Sedangkan kuburan Tuanku Pamansingan tidak jauh dari Lokasi masjid. Tuanku Pamansiangan adalah salah satu murid dari syekh Burhanuddin ulakan.  Tuanku Pamansiangan tidak hanya dikenal sebagai tokoh penyebar agama Islam, tetapi ikut aktif pula dalam perjuangan kaum Paderi yang dipimpin oleh Tuanku Imam Bonjol. Tuanku Pamansiangan selain dikenal sebagai tokoh pergerakan juga sebagai seorang yang sangat disegani di Sumatera Barat. Sebagai pemimpin pergerakan, Tuanku Pamansiangan berhasil menyebarkan agama Islam ke beberapa daerah antara lain Luhak Agam, Alahan Panjang, Bonjol dan beberapa daerah lainnya.[5] Tuanku Pamansiangan gugur dalam medan pertempuran antara kaum Paderi dengan Belanda tahun 1833 bersama-sama Haji Miskin. Tuanku Pamansiangan adalah salah seorang tokoh Tarekat Syatariyah, tidaklah mengherankan, bila setelah kematiannya makam Tuanku Pamansiangan dikeramatkan oleh para pengikutnya. Pada bulan-bulan tertentu di kompleks makam Tuanku Pamansiangan banyak dikunjungi para peziarah yang datang dari berbagai daerah di Sumatera Barat.[6]  Kompleks Makam Tuanku Pamansiangan merupakan kompleks makam Islam yang terdiri dari 21 buah. Kompleks makam ini berada di area perkebunan sayuran. Makam Tuanku Pamansiangan jiratnya telah diberi keramik putih dengan ukuran jirat panjang 275 cm, lebar 76 cm. Jiratnya Di sebelah timur terdapat bangunan baru untuk para peziarah. Nisan makam ini terbuat dari batu andesit pecah-pecah berbentuk segi empat, berukuran tinggi 50 cm, lebar 16 cm dan tebal 13 cm.

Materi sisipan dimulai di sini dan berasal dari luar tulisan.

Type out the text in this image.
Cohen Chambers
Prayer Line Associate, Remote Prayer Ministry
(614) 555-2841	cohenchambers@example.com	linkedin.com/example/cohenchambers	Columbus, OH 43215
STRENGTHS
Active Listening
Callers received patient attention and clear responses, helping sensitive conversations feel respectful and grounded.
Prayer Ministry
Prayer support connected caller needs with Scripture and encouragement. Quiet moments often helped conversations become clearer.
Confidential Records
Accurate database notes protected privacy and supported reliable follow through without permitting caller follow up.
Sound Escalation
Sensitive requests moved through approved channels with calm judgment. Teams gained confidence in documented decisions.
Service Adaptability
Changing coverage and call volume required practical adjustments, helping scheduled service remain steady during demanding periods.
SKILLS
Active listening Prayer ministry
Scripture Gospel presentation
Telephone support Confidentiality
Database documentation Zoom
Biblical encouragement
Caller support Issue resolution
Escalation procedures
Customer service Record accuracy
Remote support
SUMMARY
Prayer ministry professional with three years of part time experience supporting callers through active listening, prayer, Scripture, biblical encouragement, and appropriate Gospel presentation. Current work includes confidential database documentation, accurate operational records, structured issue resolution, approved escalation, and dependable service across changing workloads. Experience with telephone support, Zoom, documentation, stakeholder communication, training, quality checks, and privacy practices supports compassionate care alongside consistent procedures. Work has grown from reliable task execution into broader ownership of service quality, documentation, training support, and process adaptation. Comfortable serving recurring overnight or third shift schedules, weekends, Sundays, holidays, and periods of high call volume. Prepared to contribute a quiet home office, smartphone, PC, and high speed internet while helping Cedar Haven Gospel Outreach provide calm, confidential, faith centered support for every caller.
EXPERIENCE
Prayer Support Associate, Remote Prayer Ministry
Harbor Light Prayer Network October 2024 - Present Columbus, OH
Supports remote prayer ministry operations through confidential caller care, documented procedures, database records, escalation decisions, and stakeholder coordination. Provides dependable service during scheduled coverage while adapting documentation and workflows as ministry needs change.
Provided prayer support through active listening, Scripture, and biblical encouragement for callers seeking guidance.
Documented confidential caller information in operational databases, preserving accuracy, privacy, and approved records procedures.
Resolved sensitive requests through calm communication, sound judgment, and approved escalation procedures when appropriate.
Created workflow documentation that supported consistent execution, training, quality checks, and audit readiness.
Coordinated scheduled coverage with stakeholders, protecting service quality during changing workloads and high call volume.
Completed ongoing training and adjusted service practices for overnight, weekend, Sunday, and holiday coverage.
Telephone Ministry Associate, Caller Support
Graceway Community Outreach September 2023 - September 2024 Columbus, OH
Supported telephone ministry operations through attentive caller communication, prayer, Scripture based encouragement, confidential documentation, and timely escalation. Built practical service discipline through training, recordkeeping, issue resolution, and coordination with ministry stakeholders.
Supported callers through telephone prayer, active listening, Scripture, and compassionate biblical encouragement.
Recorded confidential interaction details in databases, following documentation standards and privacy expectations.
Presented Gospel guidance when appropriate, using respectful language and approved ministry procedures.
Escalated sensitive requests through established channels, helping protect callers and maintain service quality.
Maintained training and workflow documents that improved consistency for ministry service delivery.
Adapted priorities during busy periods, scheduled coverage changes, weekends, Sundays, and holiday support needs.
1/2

[1] Fauziana Izzati, Yuniarti Munaf, Dharsono SK, “Ornamen Pada Masjid Tuanku Pamansiangan Nagari Koto Laweh Kabupaten Tanah Datarsumatera Barat” Gorga Jurnal Seni Rupa Volume 07 Nomor 02, hlm 101

[2] Sri Sugiharta. Masjid-Masjid Kuno Di Sumatera Barat, Riau, Dan Kepulauan Riau. Departemen Kebudayaan dan Pariwisata. Batusangkar : Balai Pelestarian Peninggalan Purbakala.2005. hlm. 17.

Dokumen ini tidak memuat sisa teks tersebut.